Ah, what a novel idea; pass up some of those shots to create for others. This was always my issue. Smith is a very good passer for a big man, but that was a skill that the Pistons coaching staff hardly utilized.
Maybe that’s due to the fact that Smith’s limitations on the perimeter as a ball handler made it difficult to create for others? Maybe it was because he was too busy hoisting jumpers? I really don’t know, but when he was distributing and creating for others, the Pistons weren’t bad.
Assists are a fickle statistic, though. We don’t know if Smith passed the ball more in these games or if the guys he was passing it to just made more shots.
REBOUNDING? Detroit was 3-7 when Smith had 10+ rebounds.
- For context, the Pistons were just 3-3 when Andre Drummond went for 18-plus points and 20-plus boards.
- My point? Individual rebounding doesn’t always equate to wins.
Yikes. In defense of Smith, this statistical example is a bit deceiving. Greg Monroe and Drummond are better rebounders and players than Smith. When all three played together, Smith wasn’t in position to rebound like he would be at power forward with a traditional small forward. According to 82games, Smith averaged 11.5 rebounds per 48 minutes when he was playing at power forward.
THE IDEA? Create Josh Smith, super sub.
Easier said than done, of course. You’d have to hope living through not only the worst season of his career, but also one of the most futile seasons in NBA history, will serve as a humbling moment for Smith.
I’m sure Smith has something of an ego — all NBA players do — but his individual struggles, combined with the team’s struggles, had to knock a guy used to winning down a notch or two.
The biggest hope might be that being coached by Van Gundy, easily the best coach Smith has played for, will serve as a mid-career mulligan. My argument is that if anyone is going to figure out how to accentuate the good Smith has to offer, it’s a coach like Van Gundy.
If his ego has taken a big enough hit and Van Gundy can do a good enough job convincing him that playing alongside Drummond and Monroe isn’t helping anyone, you might have something. Who knows if Smith would be willing to make that sacrifice? Surely none of us do.
But the Pistons went 7-7 when Smith recorded 10+ points, 5+ rebounds and 5+ assists. Those are steep averages considering only 13 players did that this past season, but is it inconceivable? I don’t think so.
Smith has averaged four assists per game before with Atlanta, and if he is only taking 8-10 shots instead of 14-16 shots while playing with a Pistons bench filled with floor spacers, he could serve as a nice mid-to-low post centerpiece when the bench is out there.
This isn’t a matter of skill or ability, it’s a matter of mentality and ego. It’s hard to argue against a three-big rotation with Smith as the versatile third big; not to mention his skill set would jive well with the Pistons current bench.

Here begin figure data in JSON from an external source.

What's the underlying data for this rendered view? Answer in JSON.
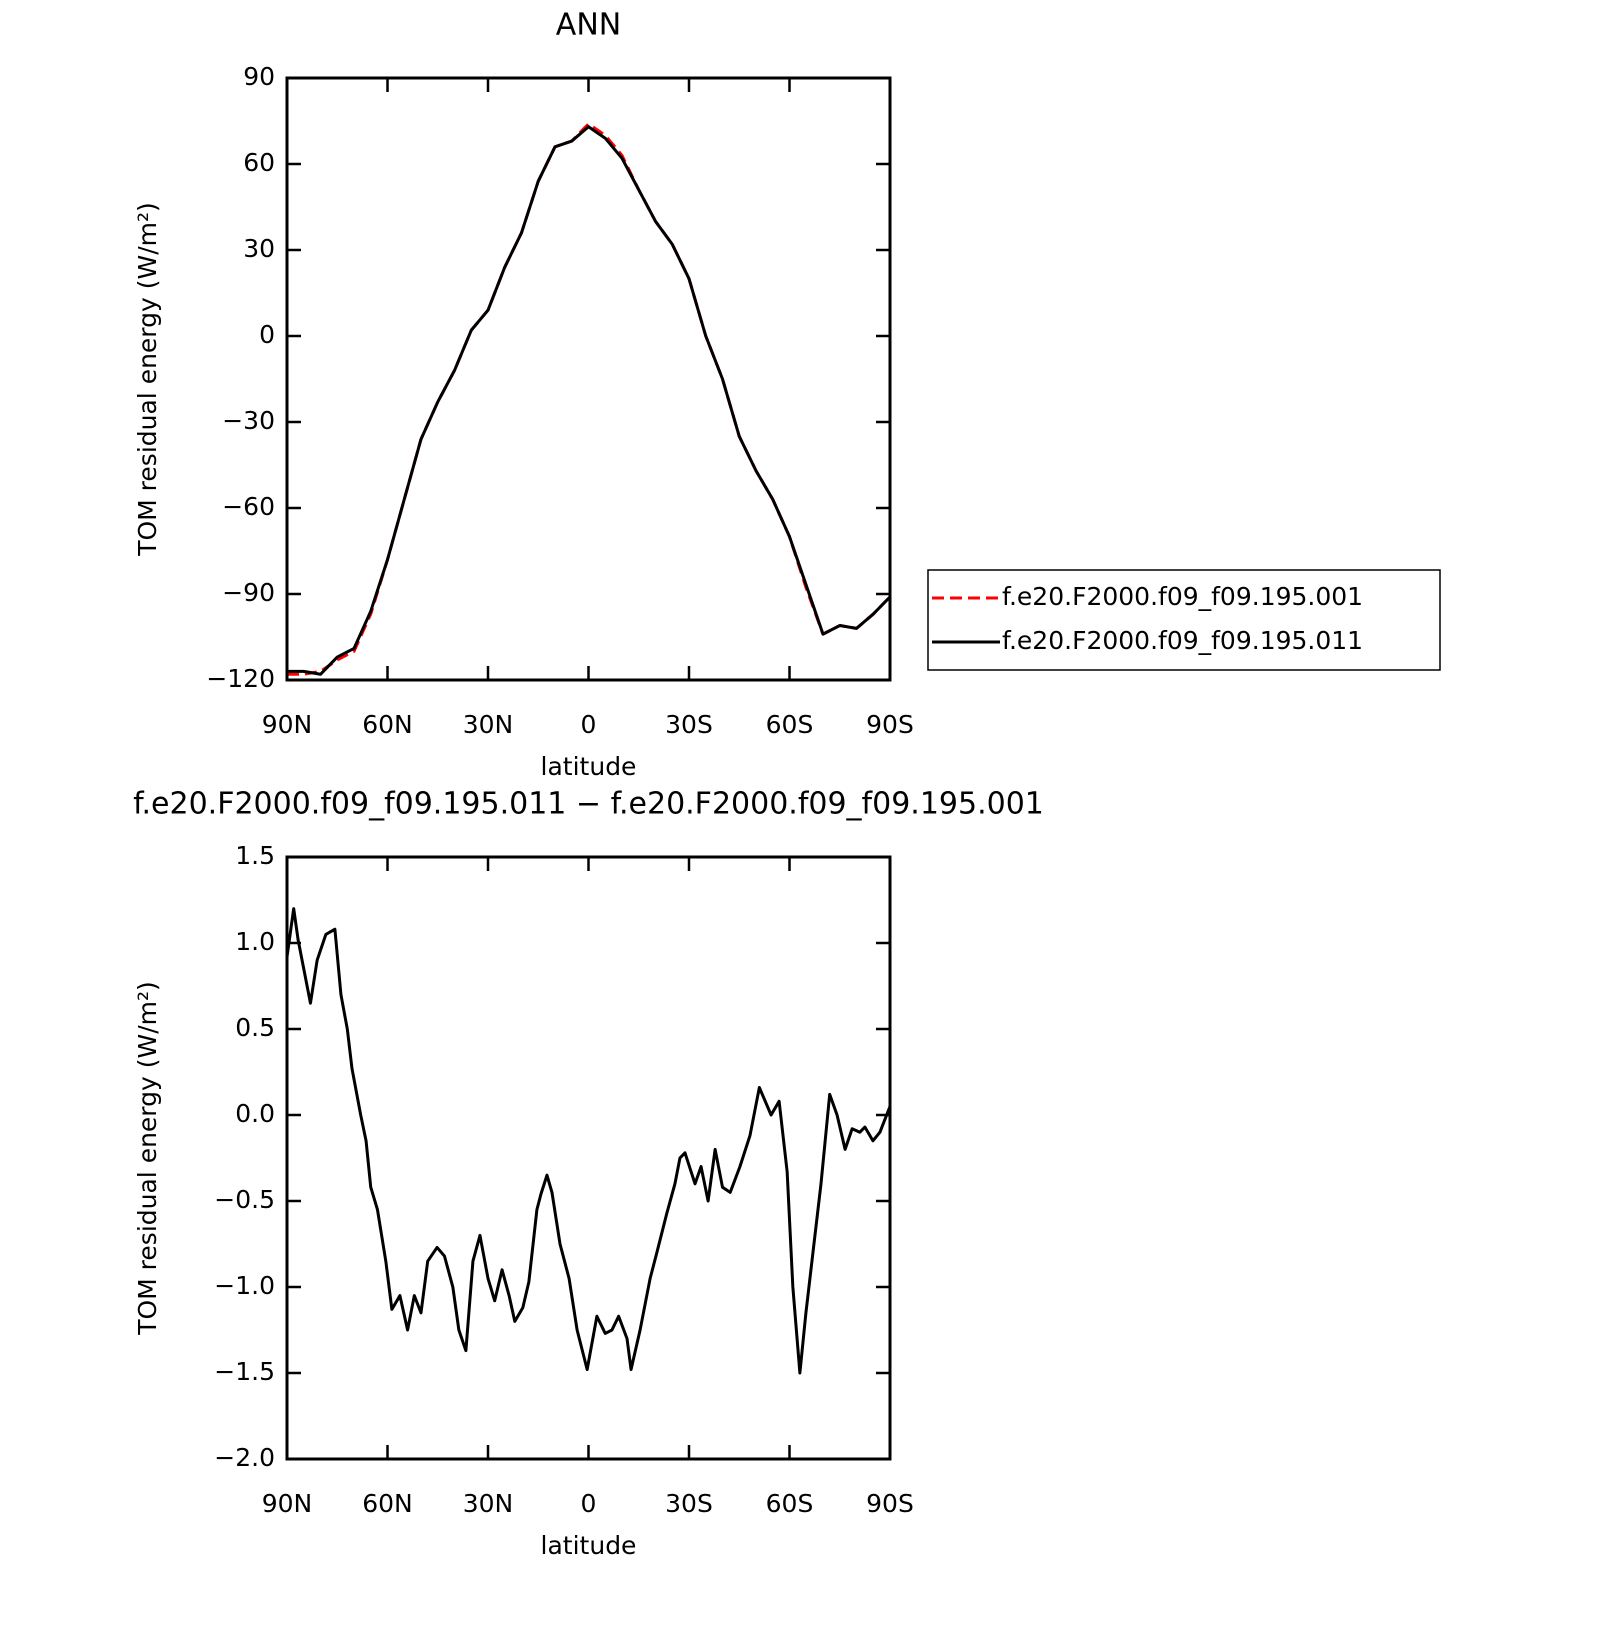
{
  "chart_data": [
    {
      "type": "line",
      "title": "ANN",
      "xlabel": "latitude",
      "ylabel": "TOM residual energy (W/m²)",
      "x": [
        90,
        85,
        80,
        75,
        70,
        65,
        60,
        55,
        50,
        45,
        40,
        35,
        30,
        25,
        20,
        15,
        10,
        5,
        0,
        -5,
        -10,
        -15,
        -20,
        -25,
        -30,
        -35,
        -40,
        -45,
        -50,
        -55,
        -60,
        -65,
        -70,
        -75,
        -80,
        -85,
        -90
      ],
      "series": [
        {
          "name": "f.e20.F2000.f09_f09.195.001",
          "color": "#ff0000",
          "linestyle": "dashed",
          "values": [
            -118,
            -118,
            -117,
            -113,
            -110,
            -97,
            -78,
            -57,
            -36,
            -23,
            -12,
            2,
            9,
            24,
            36,
            54,
            66,
            68,
            74,
            70,
            63,
            51,
            40,
            32,
            20,
            0,
            -15,
            -35,
            -47,
            -57,
            -70,
            -88,
            -104,
            -101,
            -102,
            -97,
            -91
          ]
        },
        {
          "name": "f.e20.F2000.f09_f09.195.011",
          "color": "#000000",
          "linestyle": "solid",
          "values": [
            -117,
            -117,
            -118,
            -112,
            -109,
            -96,
            -78,
            -57,
            -36,
            -23,
            -12,
            2,
            9,
            24,
            36,
            54,
            66,
            68,
            73,
            69,
            62,
            51,
            40,
            32,
            20,
            0,
            -15,
            -35,
            -47,
            -57,
            -70,
            -87,
            -104,
            -101,
            -102,
            -97,
            -91
          ]
        }
      ],
      "xlim": [
        90,
        -90
      ],
      "xticks": [
        {
          "value": 90,
          "label": "90N"
        },
        {
          "value": 60,
          "label": "60N"
        },
        {
          "value": 30,
          "label": "30N"
        },
        0,
        {
          "value": -30,
          "label": "30S"
        },
        {
          "value": -60,
          "label": "60S"
        },
        {
          "value": -90,
          "label": "90S"
        }
      ],
      "ylim": [
        -120,
        90
      ],
      "yticks": [
        90,
        60,
        30,
        0,
        {
          "value": -30,
          "label": "−30"
        },
        {
          "value": -60,
          "label": "−60"
        },
        {
          "value": -90,
          "label": "−90"
        },
        {
          "value": -120,
          "label": "−120"
        }
      ],
      "legend": "right"
    },
    {
      "type": "line",
      "title": "f.e20.F2000.f09_f09.195.011 − f.e20.F2000.f09_f09.195.001",
      "xlabel": "latitude",
      "ylabel": "TOM residual energy (W/m²)",
      "x": [
        90,
        88,
        86.7,
        85,
        83,
        81,
        78.4,
        75.7,
        73.9,
        72,
        70.6,
        68,
        66.4,
        65,
        63,
        60.5,
        58.7,
        56.3,
        54,
        52,
        50,
        48,
        45.2,
        43,
        40.5,
        38.7,
        36.6,
        34.5,
        32.4,
        30,
        28,
        25.8,
        23.7,
        22,
        19.6,
        17.8,
        15.4,
        14.2,
        12.4,
        10.9,
        8.5,
        5.8,
        3.4,
        0.4,
        -2.5,
        -5,
        -7,
        -9,
        -11.5,
        -12.7,
        -15.4,
        -18.4,
        -20.4,
        -23.4,
        -25.8,
        -27.3,
        -28.8,
        -31.8,
        -33.6,
        -35.7,
        -37.8,
        -40,
        -42.3,
        -45.2,
        -48.2,
        -51,
        -54.5,
        -56.9,
        -59.3,
        -61,
        -63.1,
        -64.9,
        -67,
        -69.4,
        -72,
        -74.2,
        -76.6,
        -78.7,
        -81,
        -82.5,
        -84.9,
        -87,
        -90
      ],
      "series": [
        {
          "color": "#000000",
          "linestyle": "solid",
          "values": [
            0.92,
            1.2,
            1.02,
            0.85,
            0.65,
            0.9,
            1.05,
            1.08,
            0.7,
            0.5,
            0.27,
            0.0,
            -0.15,
            -0.42,
            -0.55,
            -0.85,
            -1.13,
            -1.05,
            -1.25,
            -1.05,
            -1.15,
            -0.85,
            -0.77,
            -0.82,
            -1.0,
            -1.25,
            -1.37,
            -0.85,
            -0.7,
            -0.95,
            -1.08,
            -0.9,
            -1.05,
            -1.2,
            -1.12,
            -0.97,
            -0.55,
            -0.46,
            -0.35,
            -0.45,
            -0.75,
            -0.95,
            -1.25,
            -1.48,
            -1.17,
            -1.27,
            -1.25,
            -1.17,
            -1.3,
            -1.48,
            -1.25,
            -0.95,
            -0.8,
            -0.57,
            -0.4,
            -0.25,
            -0.22,
            -0.4,
            -0.3,
            -0.5,
            -0.2,
            -0.42,
            -0.45,
            -0.3,
            -0.12,
            0.16,
            0.0,
            0.08,
            -0.33,
            -1.0,
            -1.5,
            -1.15,
            -0.8,
            -0.4,
            0.12,
            0.0,
            -0.2,
            -0.08,
            -0.1,
            -0.07,
            -0.15,
            -0.1,
            0.05
          ]
        }
      ],
      "xlim": [
        90,
        -90
      ],
      "xticks": [
        {
          "value": 90,
          "label": "90N"
        },
        {
          "value": 60,
          "label": "60N"
        },
        {
          "value": 30,
          "label": "30N"
        },
        0,
        {
          "value": -30,
          "label": "30S"
        },
        {
          "value": -60,
          "label": "60S"
        },
        {
          "value": -90,
          "label": "90S"
        }
      ],
      "ylim": [
        -2.0,
        1.5
      ],
      "yticks": [
        1.5,
        {
          "value": 1.0,
          "label": "1.0"
        },
        0.5,
        {
          "value": 0.0,
          "label": "0.0"
        },
        {
          "value": -0.5,
          "label": "−0.5"
        },
        {
          "value": -1.0,
          "label": "−1.0"
        },
        {
          "value": -1.5,
          "label": "−1.5"
        },
        {
          "value": -2.0,
          "label": "−2.0"
        }
      ]
    }
  ]
}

Maybe an off-the-bench Smith could push himself by attempting to capture an individual honor like Sixth Man of the Year? That caliber of a season would likely help to push the Pistons back into the postseason. Maybe, even at $14 million a year, that ends up being the perfect role for Smith in Detroit.
Or maybe that kind of role works for a month or two, serves as enough reason to convince another team that Smith has changed and trading for him is their answer?
Anything would be better than last season, right?